Scanning laser densitometry in multiple evanescent white dot syndrome.

1993 
: A 28-year-old man with multiple evanescent white dot syndrome (MEWDS) in the left eye was examined with a scanning laser densitometer. The first measurements were taken in the acute stage, and repeat examinations were performed during the process of recovery. Fundus pictures were obtained from a 20 degrees retinal field, in dark and light adapted stages. From these images visual pigment density maps were derived. In the acute stage of the disease, maps revealed small round areas of absent visual pigment, which did not always correspond with the visible white dots. The areas of absent visual pigment density were also larger than the white dots seen on funduscopic examination. Single spot densitometry at the fovea was also performed and showed no significant density difference of the foveal cones.
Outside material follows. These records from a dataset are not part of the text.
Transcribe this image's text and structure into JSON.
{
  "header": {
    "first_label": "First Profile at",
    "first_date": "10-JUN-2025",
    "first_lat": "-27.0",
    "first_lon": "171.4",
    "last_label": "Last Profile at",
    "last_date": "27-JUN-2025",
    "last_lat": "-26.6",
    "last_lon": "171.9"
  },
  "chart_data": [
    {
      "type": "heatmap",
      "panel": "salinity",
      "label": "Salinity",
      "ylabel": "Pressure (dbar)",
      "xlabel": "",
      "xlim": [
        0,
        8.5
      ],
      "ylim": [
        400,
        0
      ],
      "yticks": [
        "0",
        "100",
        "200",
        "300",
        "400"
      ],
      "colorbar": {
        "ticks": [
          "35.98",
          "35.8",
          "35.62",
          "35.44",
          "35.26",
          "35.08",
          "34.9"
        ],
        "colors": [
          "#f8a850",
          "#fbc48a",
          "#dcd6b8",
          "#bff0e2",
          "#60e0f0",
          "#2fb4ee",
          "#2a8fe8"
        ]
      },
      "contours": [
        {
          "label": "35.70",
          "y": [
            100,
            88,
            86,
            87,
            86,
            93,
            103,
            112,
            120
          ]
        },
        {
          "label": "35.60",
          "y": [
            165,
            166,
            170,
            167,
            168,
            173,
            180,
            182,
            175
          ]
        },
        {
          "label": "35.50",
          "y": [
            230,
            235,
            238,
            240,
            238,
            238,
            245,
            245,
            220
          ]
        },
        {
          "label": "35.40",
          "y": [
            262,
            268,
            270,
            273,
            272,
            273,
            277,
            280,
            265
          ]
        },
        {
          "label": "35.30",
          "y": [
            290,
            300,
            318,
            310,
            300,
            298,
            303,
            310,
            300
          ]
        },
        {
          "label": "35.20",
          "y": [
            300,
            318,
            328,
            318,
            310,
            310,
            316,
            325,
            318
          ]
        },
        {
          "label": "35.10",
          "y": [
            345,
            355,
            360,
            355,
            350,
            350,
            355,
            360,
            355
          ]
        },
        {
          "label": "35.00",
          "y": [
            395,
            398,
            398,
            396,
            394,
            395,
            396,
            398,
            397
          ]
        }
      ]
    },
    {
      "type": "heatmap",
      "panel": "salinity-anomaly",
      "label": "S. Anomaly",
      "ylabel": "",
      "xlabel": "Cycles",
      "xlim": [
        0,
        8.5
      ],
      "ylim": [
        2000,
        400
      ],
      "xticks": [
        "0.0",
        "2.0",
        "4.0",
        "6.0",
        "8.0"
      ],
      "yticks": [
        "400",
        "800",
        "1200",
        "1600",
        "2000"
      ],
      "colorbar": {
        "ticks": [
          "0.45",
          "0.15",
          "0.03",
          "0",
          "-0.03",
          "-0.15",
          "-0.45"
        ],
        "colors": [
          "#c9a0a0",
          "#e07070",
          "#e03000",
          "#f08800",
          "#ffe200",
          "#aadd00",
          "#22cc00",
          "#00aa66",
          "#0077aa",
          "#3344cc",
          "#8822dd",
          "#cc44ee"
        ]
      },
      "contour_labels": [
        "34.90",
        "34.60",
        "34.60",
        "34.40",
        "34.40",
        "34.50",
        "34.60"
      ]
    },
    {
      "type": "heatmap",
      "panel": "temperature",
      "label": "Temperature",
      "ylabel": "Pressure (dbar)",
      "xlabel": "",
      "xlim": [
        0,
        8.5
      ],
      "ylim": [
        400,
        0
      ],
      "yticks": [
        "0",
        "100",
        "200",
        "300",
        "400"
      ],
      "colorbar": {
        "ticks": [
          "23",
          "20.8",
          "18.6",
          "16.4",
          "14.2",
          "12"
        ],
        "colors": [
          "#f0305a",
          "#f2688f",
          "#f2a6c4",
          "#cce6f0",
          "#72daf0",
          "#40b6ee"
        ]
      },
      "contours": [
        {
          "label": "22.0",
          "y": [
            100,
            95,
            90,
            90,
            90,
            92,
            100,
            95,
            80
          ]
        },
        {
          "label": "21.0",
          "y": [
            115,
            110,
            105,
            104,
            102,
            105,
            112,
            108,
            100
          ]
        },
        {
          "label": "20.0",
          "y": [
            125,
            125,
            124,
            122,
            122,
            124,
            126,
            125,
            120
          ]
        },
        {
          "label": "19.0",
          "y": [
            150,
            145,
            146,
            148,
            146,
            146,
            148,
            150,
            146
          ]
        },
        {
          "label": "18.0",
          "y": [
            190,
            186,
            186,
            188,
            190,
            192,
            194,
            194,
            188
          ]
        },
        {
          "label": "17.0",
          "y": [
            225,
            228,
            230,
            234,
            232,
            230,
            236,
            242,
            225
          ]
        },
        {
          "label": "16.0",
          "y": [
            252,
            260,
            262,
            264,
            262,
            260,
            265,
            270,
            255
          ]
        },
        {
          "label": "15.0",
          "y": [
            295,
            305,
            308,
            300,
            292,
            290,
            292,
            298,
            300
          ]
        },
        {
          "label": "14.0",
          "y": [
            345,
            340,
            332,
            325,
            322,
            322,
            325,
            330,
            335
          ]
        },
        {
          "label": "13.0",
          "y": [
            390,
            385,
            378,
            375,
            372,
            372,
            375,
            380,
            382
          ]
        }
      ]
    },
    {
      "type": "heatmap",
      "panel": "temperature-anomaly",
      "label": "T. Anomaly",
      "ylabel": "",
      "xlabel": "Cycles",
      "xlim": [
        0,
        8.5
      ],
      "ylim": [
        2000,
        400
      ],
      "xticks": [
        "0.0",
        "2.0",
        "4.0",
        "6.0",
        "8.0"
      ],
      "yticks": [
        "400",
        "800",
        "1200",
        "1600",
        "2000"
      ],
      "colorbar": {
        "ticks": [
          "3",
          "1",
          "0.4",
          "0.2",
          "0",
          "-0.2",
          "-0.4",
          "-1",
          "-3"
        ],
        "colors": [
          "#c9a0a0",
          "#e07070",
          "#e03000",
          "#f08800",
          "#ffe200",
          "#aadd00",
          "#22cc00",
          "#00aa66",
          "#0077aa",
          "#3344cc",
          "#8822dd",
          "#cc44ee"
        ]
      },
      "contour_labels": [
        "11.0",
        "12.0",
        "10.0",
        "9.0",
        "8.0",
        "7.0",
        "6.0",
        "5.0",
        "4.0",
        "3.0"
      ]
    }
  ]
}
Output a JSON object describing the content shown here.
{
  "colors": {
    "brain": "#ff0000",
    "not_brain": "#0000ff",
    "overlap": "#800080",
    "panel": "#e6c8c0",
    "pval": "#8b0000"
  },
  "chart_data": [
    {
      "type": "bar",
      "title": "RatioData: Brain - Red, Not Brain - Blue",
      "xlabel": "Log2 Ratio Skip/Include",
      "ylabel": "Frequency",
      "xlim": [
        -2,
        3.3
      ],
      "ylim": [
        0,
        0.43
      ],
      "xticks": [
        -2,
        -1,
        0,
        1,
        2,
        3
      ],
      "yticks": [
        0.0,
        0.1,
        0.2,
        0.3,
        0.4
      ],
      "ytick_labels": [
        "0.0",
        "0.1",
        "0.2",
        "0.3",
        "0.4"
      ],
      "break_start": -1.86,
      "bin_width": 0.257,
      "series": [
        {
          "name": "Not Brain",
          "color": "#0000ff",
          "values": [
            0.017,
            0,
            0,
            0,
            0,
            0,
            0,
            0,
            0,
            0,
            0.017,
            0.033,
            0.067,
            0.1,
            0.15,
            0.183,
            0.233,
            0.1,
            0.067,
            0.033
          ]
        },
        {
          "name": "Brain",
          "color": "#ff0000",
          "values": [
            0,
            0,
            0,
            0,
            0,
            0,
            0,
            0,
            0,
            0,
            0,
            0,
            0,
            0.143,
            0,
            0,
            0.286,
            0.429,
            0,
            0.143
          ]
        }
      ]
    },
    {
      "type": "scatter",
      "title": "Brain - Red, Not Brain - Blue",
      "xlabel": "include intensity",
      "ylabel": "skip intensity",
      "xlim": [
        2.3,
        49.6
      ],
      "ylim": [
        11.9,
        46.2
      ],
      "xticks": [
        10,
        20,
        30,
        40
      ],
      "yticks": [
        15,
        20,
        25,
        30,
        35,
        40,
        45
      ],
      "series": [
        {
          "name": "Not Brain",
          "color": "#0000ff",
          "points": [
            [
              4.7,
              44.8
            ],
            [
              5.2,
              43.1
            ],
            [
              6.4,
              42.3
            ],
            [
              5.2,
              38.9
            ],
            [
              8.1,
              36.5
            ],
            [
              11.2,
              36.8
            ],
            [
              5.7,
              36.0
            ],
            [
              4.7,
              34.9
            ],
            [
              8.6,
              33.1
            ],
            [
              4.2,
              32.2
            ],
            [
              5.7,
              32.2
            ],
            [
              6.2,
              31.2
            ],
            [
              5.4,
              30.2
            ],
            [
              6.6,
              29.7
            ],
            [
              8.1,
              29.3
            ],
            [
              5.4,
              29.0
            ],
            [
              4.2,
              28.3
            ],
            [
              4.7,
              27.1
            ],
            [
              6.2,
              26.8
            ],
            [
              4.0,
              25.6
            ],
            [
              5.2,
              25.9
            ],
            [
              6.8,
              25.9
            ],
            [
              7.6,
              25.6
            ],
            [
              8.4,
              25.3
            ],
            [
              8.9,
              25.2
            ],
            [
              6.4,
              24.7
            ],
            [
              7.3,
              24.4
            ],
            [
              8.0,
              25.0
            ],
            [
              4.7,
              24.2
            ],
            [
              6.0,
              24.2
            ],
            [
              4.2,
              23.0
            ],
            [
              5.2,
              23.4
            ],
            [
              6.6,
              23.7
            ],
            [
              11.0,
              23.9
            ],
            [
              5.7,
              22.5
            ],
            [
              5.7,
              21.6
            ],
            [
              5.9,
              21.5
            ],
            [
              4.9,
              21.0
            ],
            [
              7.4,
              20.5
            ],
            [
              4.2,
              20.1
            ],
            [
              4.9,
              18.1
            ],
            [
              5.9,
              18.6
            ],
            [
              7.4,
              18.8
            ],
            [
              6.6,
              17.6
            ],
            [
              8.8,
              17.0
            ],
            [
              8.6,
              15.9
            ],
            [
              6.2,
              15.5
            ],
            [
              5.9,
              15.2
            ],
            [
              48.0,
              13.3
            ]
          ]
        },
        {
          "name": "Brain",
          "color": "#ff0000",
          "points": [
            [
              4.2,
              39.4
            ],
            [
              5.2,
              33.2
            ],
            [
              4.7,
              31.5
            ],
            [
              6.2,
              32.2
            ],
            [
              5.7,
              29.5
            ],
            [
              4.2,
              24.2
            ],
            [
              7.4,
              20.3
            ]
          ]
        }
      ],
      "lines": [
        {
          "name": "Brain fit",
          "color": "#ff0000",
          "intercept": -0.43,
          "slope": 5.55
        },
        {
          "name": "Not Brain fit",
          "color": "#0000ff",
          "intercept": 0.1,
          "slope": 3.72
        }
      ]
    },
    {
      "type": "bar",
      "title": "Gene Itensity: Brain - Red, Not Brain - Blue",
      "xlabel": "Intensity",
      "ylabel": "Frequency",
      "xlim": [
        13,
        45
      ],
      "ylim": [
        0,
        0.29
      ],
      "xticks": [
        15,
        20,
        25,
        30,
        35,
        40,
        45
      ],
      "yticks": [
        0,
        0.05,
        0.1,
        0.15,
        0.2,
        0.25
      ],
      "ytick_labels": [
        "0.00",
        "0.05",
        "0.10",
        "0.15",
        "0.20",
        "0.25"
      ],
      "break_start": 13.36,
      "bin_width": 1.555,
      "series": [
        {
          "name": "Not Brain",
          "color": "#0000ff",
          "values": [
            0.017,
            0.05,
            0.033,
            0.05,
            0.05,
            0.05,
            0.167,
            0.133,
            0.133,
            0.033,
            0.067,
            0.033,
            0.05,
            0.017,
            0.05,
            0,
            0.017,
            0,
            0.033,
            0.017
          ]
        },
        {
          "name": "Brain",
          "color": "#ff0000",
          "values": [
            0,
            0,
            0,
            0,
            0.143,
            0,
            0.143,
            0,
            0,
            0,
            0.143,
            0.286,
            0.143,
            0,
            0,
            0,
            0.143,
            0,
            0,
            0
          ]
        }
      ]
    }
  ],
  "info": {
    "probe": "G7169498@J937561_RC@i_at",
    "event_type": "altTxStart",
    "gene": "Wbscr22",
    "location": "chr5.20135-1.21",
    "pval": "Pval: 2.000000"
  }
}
Rod density difference measured at a locus 16 degrees in the temporal retina was much lower than normal with an increased time constant of rhodopsin regeneration. Ten weeks after the onset of the disease, no white dot lesions were visible on funduscopic examination. Rod density difference and regeneration time had become normal again, but with scanning laser densitometry the abnormal areas of no pigment were still faintly visible. It is concluded that these findings, completed with data of electroretinography, anomaloscopic testing, and perimetry, are in agreement with a metabolic disturbance at the level of the retinal pigment epithelium-photoreceptor complex.